Altogether, our findings suggest that SL is largely maintained in ‘noisy’, and thus more naturalistic, communicative contexts. This work builds on prior demonstrations of more naturalistic SL for language, showing for example that learners can draw on the distributional properties of natural language input (Elazar et al., 2022; Pelucchi et al., 2009; Stärk et al., 2022) and that this learning generalizes across talker voices (Estes & Lew-Williams, 2015). We extend this research showing that SL can proceed in the presence of a concurrent speech stream. These findings emphasize the critical role of SL in language acquisition, and lend credence to the notion of ‘real-world’ SL more broadly—showing that the human ability to detect and draw on distributional information persists in the face of distraction, outside the confines of the conventional SL vacuum.
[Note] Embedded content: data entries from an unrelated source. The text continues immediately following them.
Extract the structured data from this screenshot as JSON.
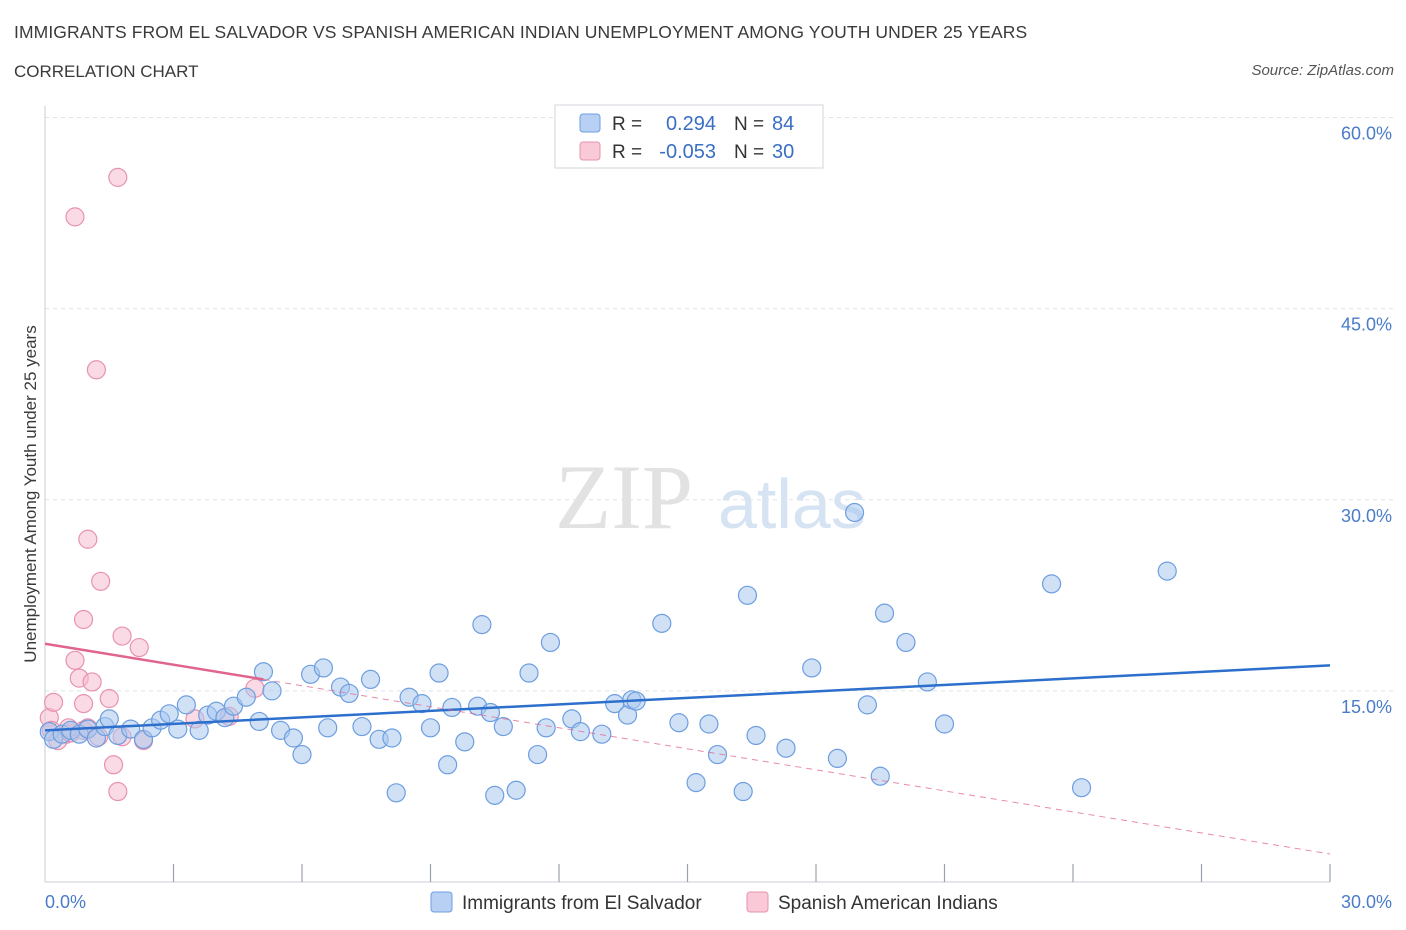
{
  "title": "IMMIGRANTS FROM EL SALVADOR VS SPANISH AMERICAN INDIAN UNEMPLOYMENT AMONG YOUTH UNDER 25 YEARS",
  "subtitle": "CORRELATION CHART",
  "source": "Source: ZipAtlas.com",
  "watermark": {
    "zip": "ZIP",
    "atlas": "atlas"
  },
  "colors": {
    "blue_fill": "#a9c8ef",
    "blue_stroke": "#6d9ee0",
    "blue_line": "#2d6fcc",
    "pink_fill": "#f6bccd",
    "pink_stroke": "#e893ad",
    "pink_line": "#e0648d",
    "grid": "#dde3ea",
    "axis_text": "#4a7cc9"
  },
  "legend": {
    "rows": [
      {
        "r_label": "R =",
        "r_value": "0.294",
        "n_label": "N =",
        "n_value": "84"
      },
      {
        "r_label": "R =",
        "r_value": "-0.053",
        "n_label": "N =",
        "n_value": "30"
      }
    ]
  },
  "chart_data": {
    "type": "scatter",
    "title": "IMMIGRANTS FROM EL SALVADOR VS SPANISH AMERICAN INDIAN UNEMPLOYMENT AMONG YOUTH UNDER 25 YEARS",
    "xlabel": "",
    "ylabel": "Unemployment Among Youth under 25 years",
    "xlim": [
      0,
      30
    ],
    "ylim": [
      0,
      60
    ],
    "x_tick_labels": [
      {
        "value": 0,
        "label": "0.0%"
      },
      {
        "value": 30,
        "label": "30.0%"
      }
    ],
    "y_tick_labels": [
      {
        "value": 15,
        "label": "15.0%"
      },
      {
        "value": 30,
        "label": "30.0%"
      },
      {
        "value": 45,
        "label": "45.0%"
      },
      {
        "value": 60,
        "label": "60.0%"
      }
    ],
    "series": [
      {
        "name": "Immigrants from El Salvador",
        "color": "blue",
        "trend": {
          "x": [
            0,
            30
          ],
          "y": [
            11.9,
            17.0
          ],
          "dashed_to": null
        },
        "points": [
          [
            0.1,
            11.8
          ],
          [
            0.2,
            11.2
          ],
          [
            0.4,
            11.6
          ],
          [
            0.6,
            11.9
          ],
          [
            0.8,
            11.6
          ],
          [
            1.0,
            12.0
          ],
          [
            1.2,
            11.3
          ],
          [
            1.4,
            12.2
          ],
          [
            1.5,
            12.8
          ],
          [
            1.7,
            11.5
          ],
          [
            2.0,
            12.0
          ],
          [
            2.3,
            11.2
          ],
          [
            2.5,
            12.1
          ],
          [
            2.7,
            12.7
          ],
          [
            2.9,
            13.2
          ],
          [
            3.1,
            12.0
          ],
          [
            3.3,
            13.9
          ],
          [
            3.6,
            11.9
          ],
          [
            3.8,
            13.1
          ],
          [
            4.0,
            13.4
          ],
          [
            4.2,
            12.9
          ],
          [
            4.4,
            13.8
          ],
          [
            4.7,
            14.5
          ],
          [
            5.0,
            12.6
          ],
          [
            5.1,
            16.5
          ],
          [
            5.3,
            15.0
          ],
          [
            5.5,
            11.9
          ],
          [
            5.8,
            11.3
          ],
          [
            6.0,
            10.0
          ],
          [
            6.2,
            16.3
          ],
          [
            6.5,
            16.8
          ],
          [
            6.6,
            12.1
          ],
          [
            6.9,
            15.3
          ],
          [
            7.1,
            14.8
          ],
          [
            7.4,
            12.2
          ],
          [
            7.6,
            15.9
          ],
          [
            7.8,
            11.2
          ],
          [
            8.1,
            11.3
          ],
          [
            8.2,
            7.0
          ],
          [
            8.5,
            14.5
          ],
          [
            8.8,
            14.0
          ],
          [
            9.0,
            12.1
          ],
          [
            9.2,
            16.4
          ],
          [
            9.4,
            9.2
          ],
          [
            9.5,
            13.7
          ],
          [
            9.8,
            11.0
          ],
          [
            10.1,
            13.8
          ],
          [
            10.2,
            20.2
          ],
          [
            10.4,
            13.3
          ],
          [
            10.5,
            6.8
          ],
          [
            10.7,
            12.2
          ],
          [
            11.0,
            7.2
          ],
          [
            11.3,
            16.4
          ],
          [
            11.5,
            10.0
          ],
          [
            11.7,
            12.1
          ],
          [
            11.8,
            18.8
          ],
          [
            12.3,
            12.8
          ],
          [
            12.5,
            11.8
          ],
          [
            13.0,
            11.6
          ],
          [
            13.3,
            14.0
          ],
          [
            13.6,
            13.1
          ],
          [
            13.7,
            14.3
          ],
          [
            13.8,
            14.2
          ],
          [
            14.4,
            20.3
          ],
          [
            14.8,
            12.5
          ],
          [
            15.2,
            7.8
          ],
          [
            15.5,
            12.4
          ],
          [
            15.7,
            10.0
          ],
          [
            16.3,
            7.1
          ],
          [
            16.4,
            22.5
          ],
          [
            16.6,
            11.5
          ],
          [
            17.3,
            10.5
          ],
          [
            17.9,
            16.8
          ],
          [
            18.5,
            9.7
          ],
          [
            18.9,
            29.0
          ],
          [
            19.2,
            13.9
          ],
          [
            19.5,
            8.3
          ],
          [
            19.6,
            21.1
          ],
          [
            20.1,
            18.8
          ],
          [
            20.6,
            15.7
          ],
          [
            21.0,
            12.4
          ],
          [
            23.5,
            23.4
          ],
          [
            24.2,
            7.4
          ],
          [
            26.2,
            24.4
          ]
        ]
      },
      {
        "name": "Spanish American Indians",
        "color": "pink",
        "trend": {
          "x": [
            0,
            5.1
          ],
          "y": [
            18.7,
            15.9
          ],
          "dashed_to": {
            "x": 30,
            "y": 2.2
          }
        },
        "points": [
          [
            0.1,
            12.9
          ],
          [
            0.15,
            11.9
          ],
          [
            0.2,
            14.1
          ],
          [
            0.3,
            11.1
          ],
          [
            0.5,
            11.6
          ],
          [
            0.6,
            11.7
          ],
          [
            0.7,
            52.2
          ],
          [
            0.7,
            17.4
          ],
          [
            0.8,
            16.0
          ],
          [
            0.9,
            11.9
          ],
          [
            0.9,
            14.0
          ],
          [
            0.9,
            20.6
          ],
          [
            1.0,
            26.9
          ],
          [
            1.0,
            12.1
          ],
          [
            1.1,
            15.7
          ],
          [
            1.2,
            40.2
          ],
          [
            1.25,
            11.4
          ],
          [
            1.3,
            23.6
          ],
          [
            1.5,
            14.4
          ],
          [
            1.6,
            9.2
          ],
          [
            1.7,
            55.3
          ],
          [
            1.7,
            7.1
          ],
          [
            1.8,
            11.4
          ],
          [
            1.8,
            19.3
          ],
          [
            2.2,
            18.4
          ],
          [
            2.3,
            11.1
          ],
          [
            3.5,
            12.8
          ],
          [
            4.3,
            13.0
          ],
          [
            4.9,
            15.2
          ],
          [
            0.55,
            12.1
          ]
        ]
      }
    ]
  },
  "bottom_legend": [
    {
      "label": "Immigrants from El Salvador"
    },
    {
      "label": "Spanish American Indians"
    }
  ]
}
This observation is further supported by the recognition trial data in which participants discriminated a word from the attended language from a word from the unattended language. Both groups showed above-chance performance on the recognition trials, suggesting preferential processing and learning of the attended vs. unattended language in the Dual Talker group. Note that performance in the recognition trials was numerically higher than performance in the segmentation trials. This is likely due to the fact that performance in segmentation trials is only supported by SL of the TPs; however, performance in recognition trials is further supported by learning the languages’ phonotactics. Recall that the two languages had unique syllable inventories (/xo/ in Language A, but /xi/ in Language B). Therefore, even if someone would completely ignore the syllable TPs, they could still perform above chance on recognition trials by recognizing the unique syllable inventory. These phonotactics, together with the learned TPs, presumably contributed to the relatively higher performance on recognition trials compared to segmentation trials.

As our design used two languages with different phonotactics, listeners in the Dual Talker group were exposed to two clearly distinct ‘languages’, maximizing the phonological distance between input streams. This design was necessitated by our research question which required us to be able to separate learning from two different languages (i.e., allowing us to determine the source of learning). Still, this approach arguably reflects listening to two talkers speaking different languages. Future studies could target SL with two talkers producing the same language in order to examine whether this type of multi-talker setting perhaps enhances SL due to greater exposure to the distributional regularities. Moreover, building on the present findings about SL of adjacent TPs, future experiments could target more complex dependencies within the to-be-learned language (e.g., non-adjacent dependencies), which may be more susceptible to cognitive load than SL of adjacent dependencies (Pacton & Perruchet, 2008).

In sum, this study suggests that, when selectively listening in a multi-talker context, humans’ SL ability is relatively robust against increased cognitive load. SL is modulated by selective attention, which allows for robust segmentation performance for an attended language in a ‘cocktail party’ setting. These findings bear implications for our understanding of how language learning proceeds in more naturalistic settings, supporting the view that selective attention, a key feature of speech perception, contributes to speech segmentation and language learning.